The abundance of student rental homes in College Park dominated the discussion at recent forums for City Council candidates in Districts 2 and 4 as attendees bemoaned the transformation of their neighborhoods.
As residents complained about late-night parties and overcrowded, poorly maintained properties at Thursday's District 2 forum in Berwyn and a District 4 forum Sunday in College Park Woods, candidates pledged more student outreach and stricter noise code enforcement.
But many candidates insisted problematic landlords are more of a worry than individual student renters, making it the city's responsibility to minimize the desirability of renting out homes in College Park.
"We don't want to drive all the students out of the neighborhoods, but we do want to change the market to not make it so financially lucrative to have a rental property," unopposed mayoral candidate Andy Fellows said at the Berwyn forum. "It's going to destroy single-family home ownership."
District 2 incumbent Jack Perry, who has lived in College Park for four decades and served on the council for two, said he expected to put up with some noise and partying in his neighborhood on football game days as the penalty for living in a college town when he first moved in "800 years ago." He recalled knowing the families who lived in each house on his street.
But since then, he said, a lack of on-campus housing pushed more students into his community, music players got louder and a drinking age of 21 kept students from legally partying on the campus or at bars.
"It is a changed community: So many houses have turned into rentals, I don't believe the amount of people that drive down or walk down my street. I don't know where they're going, and I don't know who the hell they are," Perry said. "There are so many houses today [in which] I don't have the slightest idea who lives there."
Although most discussion of student rental homes at both forums focused on complaints, some of the candidates also offered proposals to reverse the growing number of off-campus rental homes.
District 4 candidate Marcus Afzali, a university graduate student, said the city should extend the period in which repeat noise violations lead to higher fines from six months to two years. Last year, District 3 Councilwoman Stephanie Stullich backed off an attempt to increase it to one year after student outcry.
Afzali also said the city should strengthen its rent-control policies, which would both help existing renters and discourage single-family homes from being converted into rentals.
Both incumbents in District 4 — Karen Hampton and Mary Cook — unsuccessfully opposed a rent control measure over the summer.
At Sunday's forum, Hampton proposed making it easier to pull a landlord's license for renting to troublesome students as an alternative to rent control.
Meanwhile, District 2 candidate Bob Weber, a landlord, said the best way to change the makeup of a neighborhood wouldn't be to punish owners who rent out their properties but to provide financial incentives to landlords to sell off their properties to long-term residents.
Many candidates also prioritized increased outreach to students, arguing it could help them better understand city rules and engage them in the community.
Cook said she would seek to expand the city staff to include a "mediator," who would have the role of settling disputes without involving city code enforcement officers and hefty fines.

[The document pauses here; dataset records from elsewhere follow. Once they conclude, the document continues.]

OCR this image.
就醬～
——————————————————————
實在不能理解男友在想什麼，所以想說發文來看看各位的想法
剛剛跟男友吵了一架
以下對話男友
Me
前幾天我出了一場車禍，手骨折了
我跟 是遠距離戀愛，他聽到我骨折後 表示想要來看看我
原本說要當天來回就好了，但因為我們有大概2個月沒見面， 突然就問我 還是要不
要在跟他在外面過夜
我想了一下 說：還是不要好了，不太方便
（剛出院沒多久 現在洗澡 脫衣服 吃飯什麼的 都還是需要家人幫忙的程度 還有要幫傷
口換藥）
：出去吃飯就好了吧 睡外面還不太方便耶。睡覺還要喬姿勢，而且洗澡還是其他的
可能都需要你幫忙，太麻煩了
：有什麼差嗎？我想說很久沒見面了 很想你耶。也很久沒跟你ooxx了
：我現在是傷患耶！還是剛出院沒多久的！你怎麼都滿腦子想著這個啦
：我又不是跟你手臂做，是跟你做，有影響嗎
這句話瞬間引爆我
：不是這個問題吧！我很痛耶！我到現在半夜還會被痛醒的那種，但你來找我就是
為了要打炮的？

Jonathan Sachs, the Student Government Association's city council liaison and the only student outside of campus media to attend either forum, said much of the discussion at the District 4 forum took for granted that students are undesirable neighbors — a "completely unfair" generalization.
"I think that the students who make the most noise stick out and become the rule for everyone," Sachs said. "Everyone has good neighbors and bad neighbors, and students are living on their own for the first time, and I think the residents of College Park should give us the benefit of the doubt and help us be good neighbors."
Candidates at the two forums also stressed the issue of public safety. Weber and District 4 candidate Denise Mitchell both recalled living in College Park as children without having to worry about crime, contrasting that with too-frequent burglaries in their neighborhoods today.
Candidates also suggested working with the university to expand the area patrolled by campus police in student-heavy neighborhoods and strengthening volunteer neighborhood watch groups. But unlike in a District 1 forum held earlier this month, no candidate called for adding a police force to the city.